4. New collective labor agreement, other parties?

4.1 It is no secret that the delay in the new temporary employment CLA’s is due to disagreements between social partners. The ABU and the NBBU are free to attempt to conclude a new CLA with other parties after 31 May 2021. After all, there is no obligation to conclude a CLA with the same parties, certainly not if earlier consultations have not led to results. A legal action by large unions such as FNV and / or CNV to be admitted to the negotiating table again / yet will not be very successful. A Union will then have to demonstrate why a favorable result (read: a CLA) is likely.
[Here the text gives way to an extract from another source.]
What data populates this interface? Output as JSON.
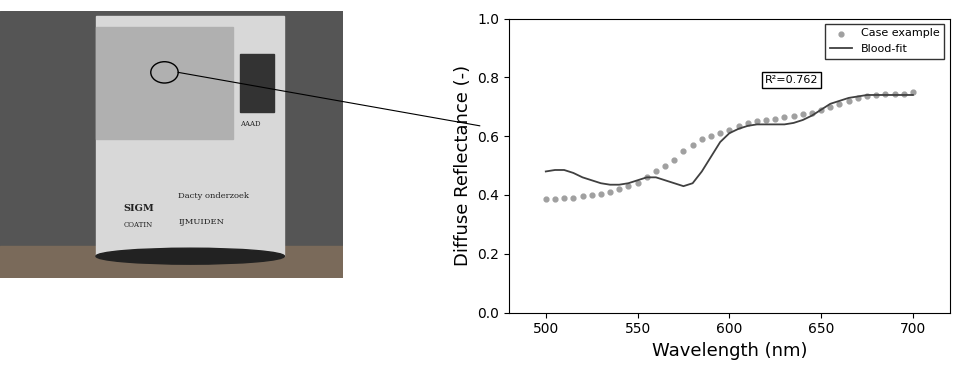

4.2 There is a risk of social unrest. FNV and / or CNV could decide to take collective action to enforce a better CLA result. A strike will not be easily forbidden, certainly not if it concerns employment conditions and the person against whom the strike is directed is the direct opposite party to collective bargaining.

4.3 There is a legal objection that members of the FNV and / or the CNV do not consider themselves bound by the new collective labor agreements, because “their” union was not involved. In the past, courts have ruled that an incorporation clause did not relate to a subsequent collective labor agreement entered into by other parties. This is all the more important if the non-participating unions are large unions that previously did participate. I see a clear risk here for the ABU and the NBBU. After all, the new collective labor agreements will then not apply to a substantial part of the employees, and therefore not qualify for avv, so that non-members will not have to accept the new collective labor agreement.

4.4 In addition, the current CLA’s will in that case have an aftereffect, and that effect cannot simply be ruled out in the new CLA’s (after all, it concerns other parties). Then the undesirable situation will arise that some of the employees will fall under the new CLA’s, while a substantial other group will continue to be able to rely on the continuation of the CLA’s that ended after 31 May.


In summary, there are the following three risks for the ABU and the NBBU after 31 May if there is no new collective labor agreement:

  1. Deviations from 3/4 mandatory law do not have any aftereffect (although one may ‘sit out’ the contract that deviates from statutory law), so the desired flexibility, now regulated in both CLA’s (in particular the phase system), disappears.

  2. Employment conditions that do not contravene the law, have a continued effect on members amd employees who are bund by an incorporation clause, such as higher wages in the event of illness, but not for non-members who are only bound by avv. The latter fall directly back on contractual agreements (which may have been modified by the collective labor agreements, but that is not certain). This leads to competition on terms of employment.

  3. A new CLA can be concluded with other parties, but this has consequences for the value of the incorporation clauses of current staff. There is a reasonable chance that it will be judged in court that an incorporation clause that pertains to CLA’s concluded with large unions does not relate to CLA’s concluded with other (smaller) parties. Furthermore, the number of bound employees will decrease if the large unions are not involved.